While a specific plan of attack did not emerge Wednesday during a discussion among members of the National Association of Ticket Brokers, the trade association agreed to continue its opposition to the proposed merger of Ticketmaster and Live Nation.
The three-hour meeting was held in a hotel near the Dallas Fort Worth International Airport and attracted about 70 ticket brokers from around the country, who gathered to listen to renowned ticket industry expert Dr. Stephen Happel of Arizona State University, and attorney David Balto, Senior Fellow for Center for American Progress.
Balto testified against the merger before a Senate subcommittee last month, and both speakers again voiced their opposition to the merger, but the specifics of their remarks were not made available.
Wednesday’s meeting was called by NATB legal counsel Gary Adler after he and NATB members read negatives comments made by Ticketmaster Entertainment CEO Irving Azoff and Live Nation President and CEO Michael Rapino about the secondary ticket market.
But, whether the NATB’s opposition to the merger can help sway the government into disallowing the deal remains to be seen.
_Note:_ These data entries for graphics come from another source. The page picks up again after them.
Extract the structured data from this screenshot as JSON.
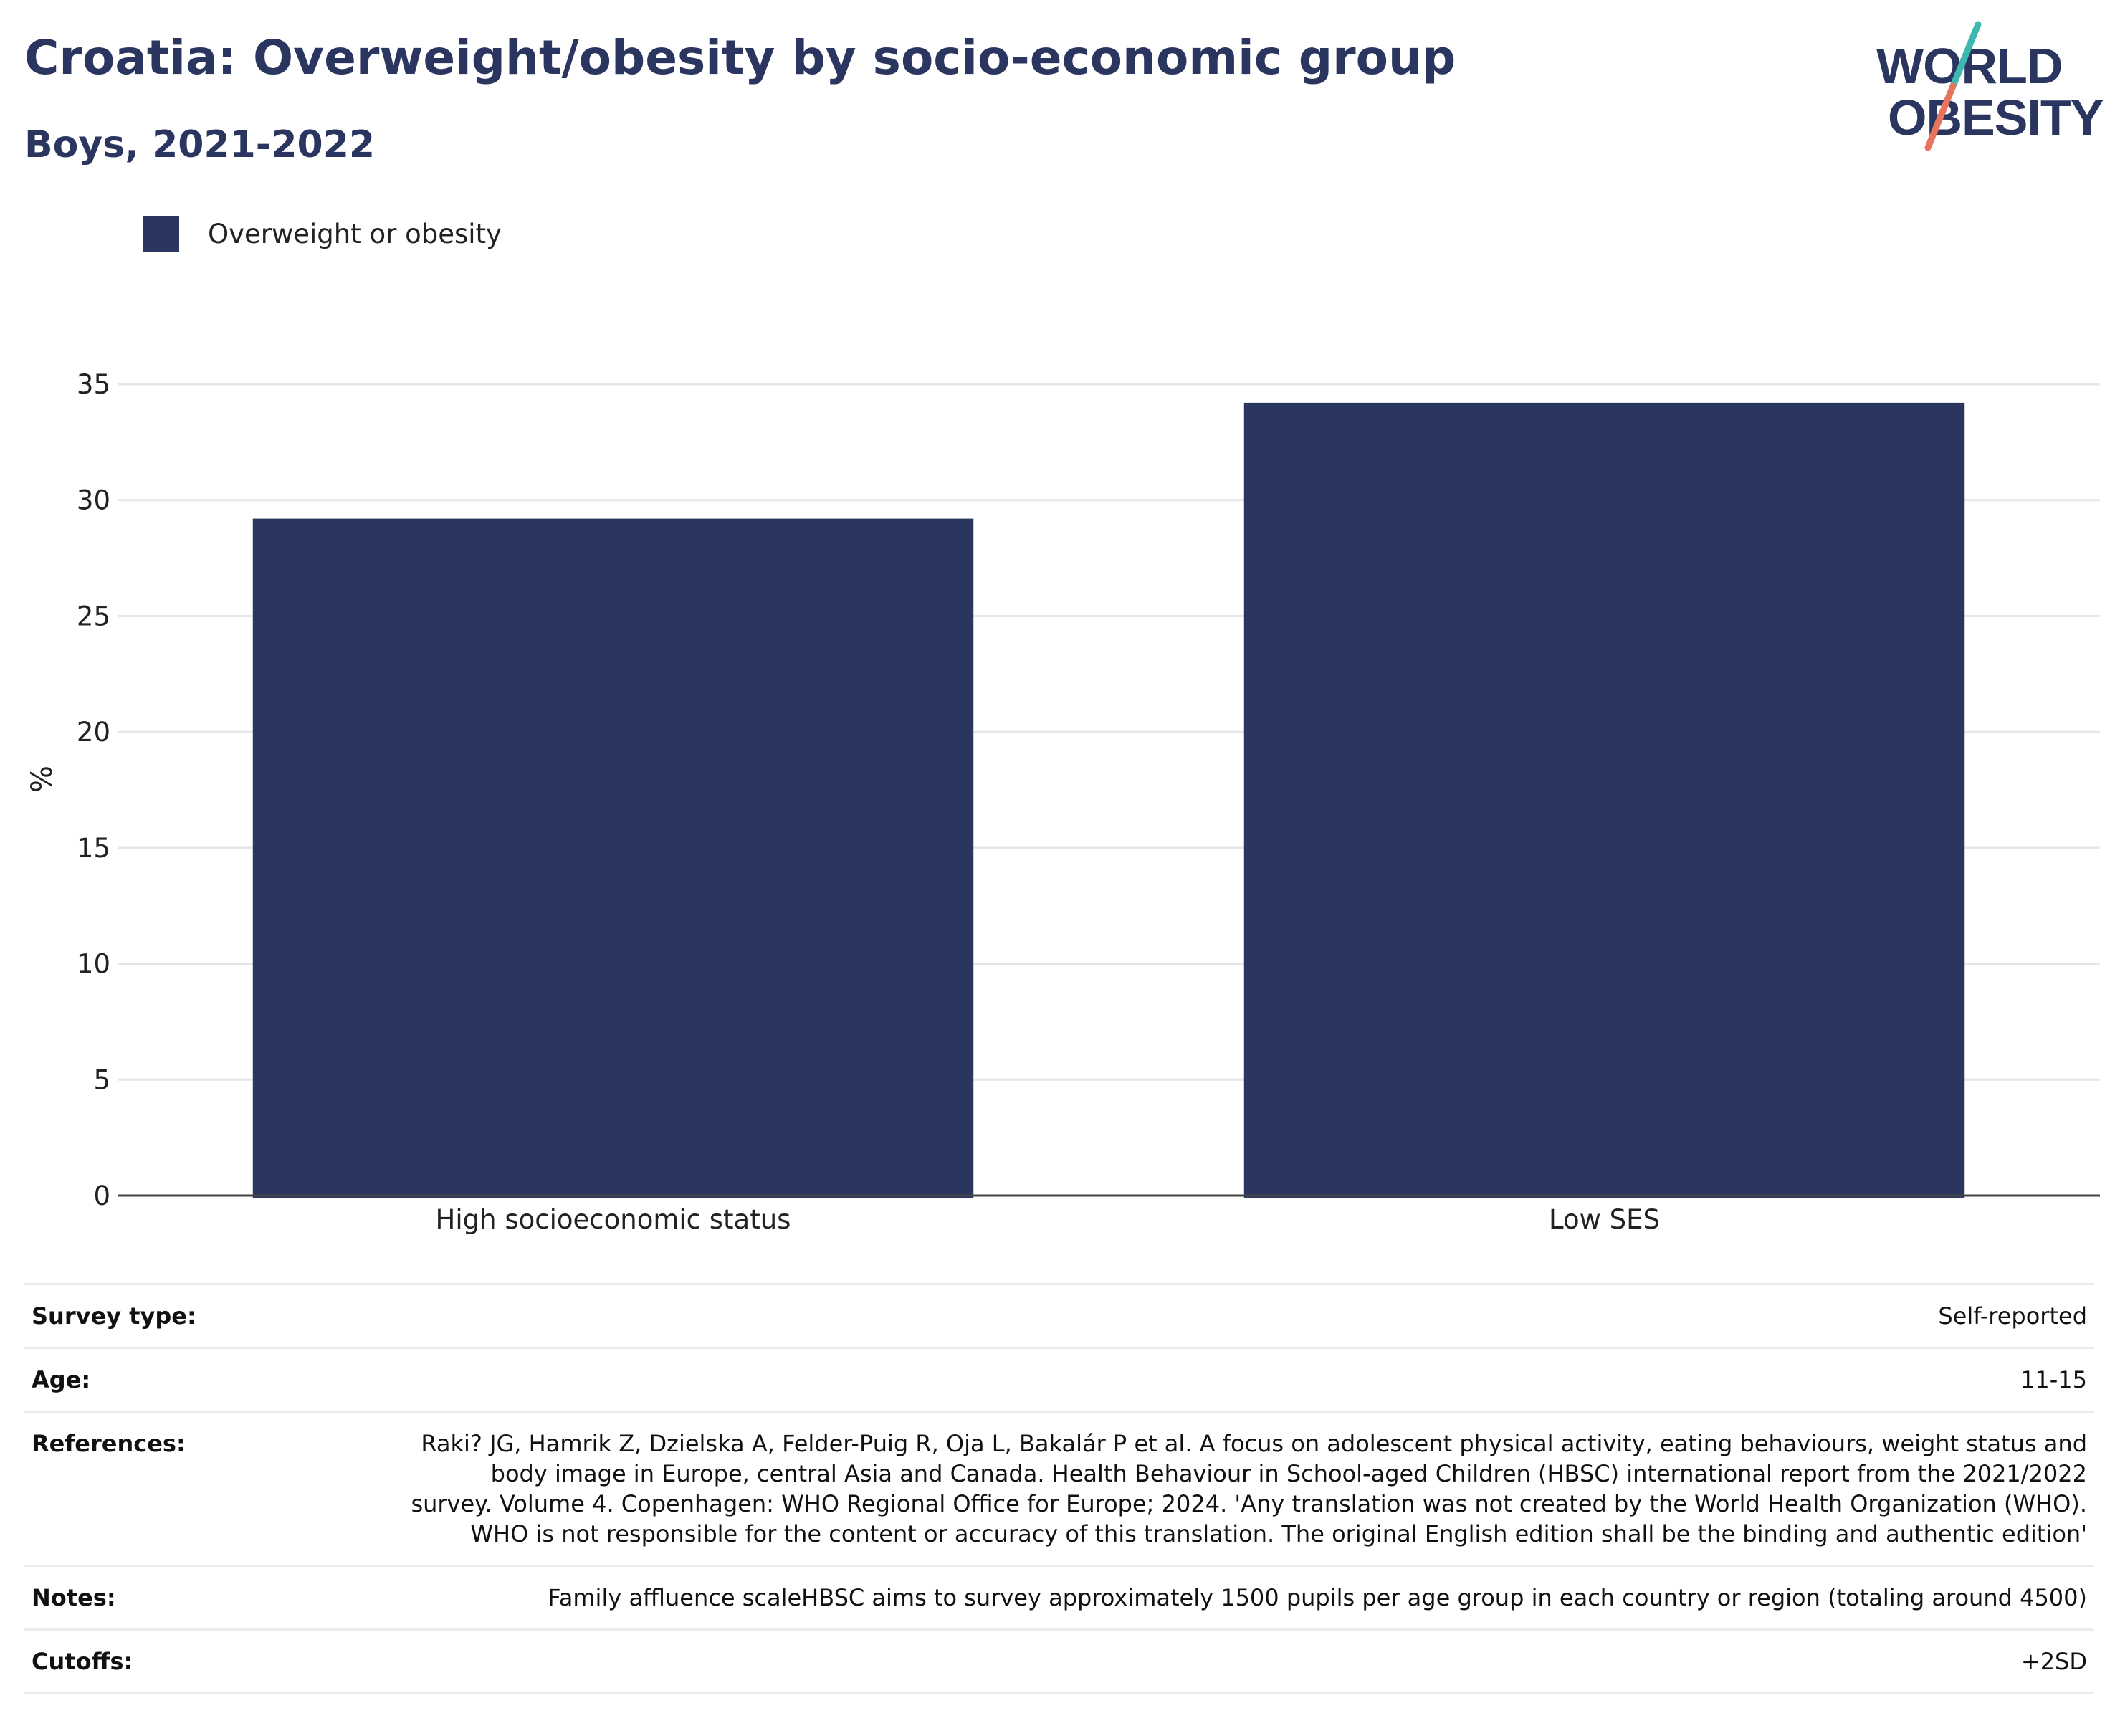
{
  "header": {
    "title": "Croatia: Overweight/obesity by socio-economic group",
    "subtitle": "Boys, 2021-2022"
  },
  "logo": {
    "line1": "WORLD",
    "line2": "OBESITY",
    "colors": {
      "text": "#2a365f",
      "slash_top": "#3fb8b0",
      "slash_bottom": "#e8735e"
    }
  },
  "legend": {
    "label": "Overweight or obesity",
    "color": "#2a365f"
  },
  "chart_data": {
    "type": "bar",
    "categories": [
      "High socioeconomic status",
      "Low SES"
    ],
    "series": [
      {
        "name": "Overweight or obesity",
        "values": [
          29.2,
          34.2
        ],
        "color": "#2a365f"
      }
    ],
    "xlabel": "",
    "ylabel": "%",
    "ylim": [
      0,
      35
    ],
    "yticks": [
      0,
      5,
      10,
      15,
      20,
      25,
      30,
      35
    ],
    "grid": true,
    "legend_position": "top-left"
  },
  "info": [
    {
      "key": "Survey type:",
      "value": "Self-reported"
    },
    {
      "key": "Age:",
      "value": "11-15"
    },
    {
      "key": "References:",
      "value": "Raki? JG, Hamrik Z, Dzielska A, Felder-Puig R, Oja L, Bakalár P et al. A focus on adolescent physical activity, eating behaviours, weight status and body image in Europe, central Asia and Canada. Health Behaviour in School-aged Children (HBSC) international report from the 2021/2022 survey. Volume 4. Copenhagen: WHO Regional Office for Europe; 2024. 'Any translation was not created by the World Health Organization (WHO). WHO is not responsible for the content or accuracy of this translation. The original English edition shall be the binding and authentic edition'"
    },
    {
      "key": "Notes:",
      "value": "Family affluence scaleHBSC aims to survey approximately 1500 pupils per age group in each country or region (totaling around 4500)"
    },
    {
      "key": "Cutoffs:",
      "value": "+2SD"
    }
  ]
}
One NATB member who did not attend the meeting called it an exercise in “spinning our wheels.”
“I think it may be inevitable,” the broker said about the planned merger. “The sad thing is it will hurt both fans and brokers. There will be more auctions for tickets and higher prices. Ticketmaster and Live Nation won’t need us [brokers] because they’ll be able to deal directly with the end users, the fans, but they’ll end up paying higher prices.”
However, NATB President Tom Patania, owner of New Jersey-based ticket brokerage Select-A-Ticket, said he was “cautiously optimistic” that the deal could be stopped, in part because of the growing number of opponents to the merger like Reznor.
“The fact that there is a second round of questions being asked by the U.S. Department of Justice in its investigation into the merger is a good sign,” Patania said. Soon after the announcement of the deal, the Justice Department launched an investigation into it on antitrust grounds. “There are some monopolies that are good, and some that are bad, and Ticketmaster and Live Nation would fall under the category of a bad monopoly. If you look, prices never go down and they won’t in the future if they’re allowed to merge.”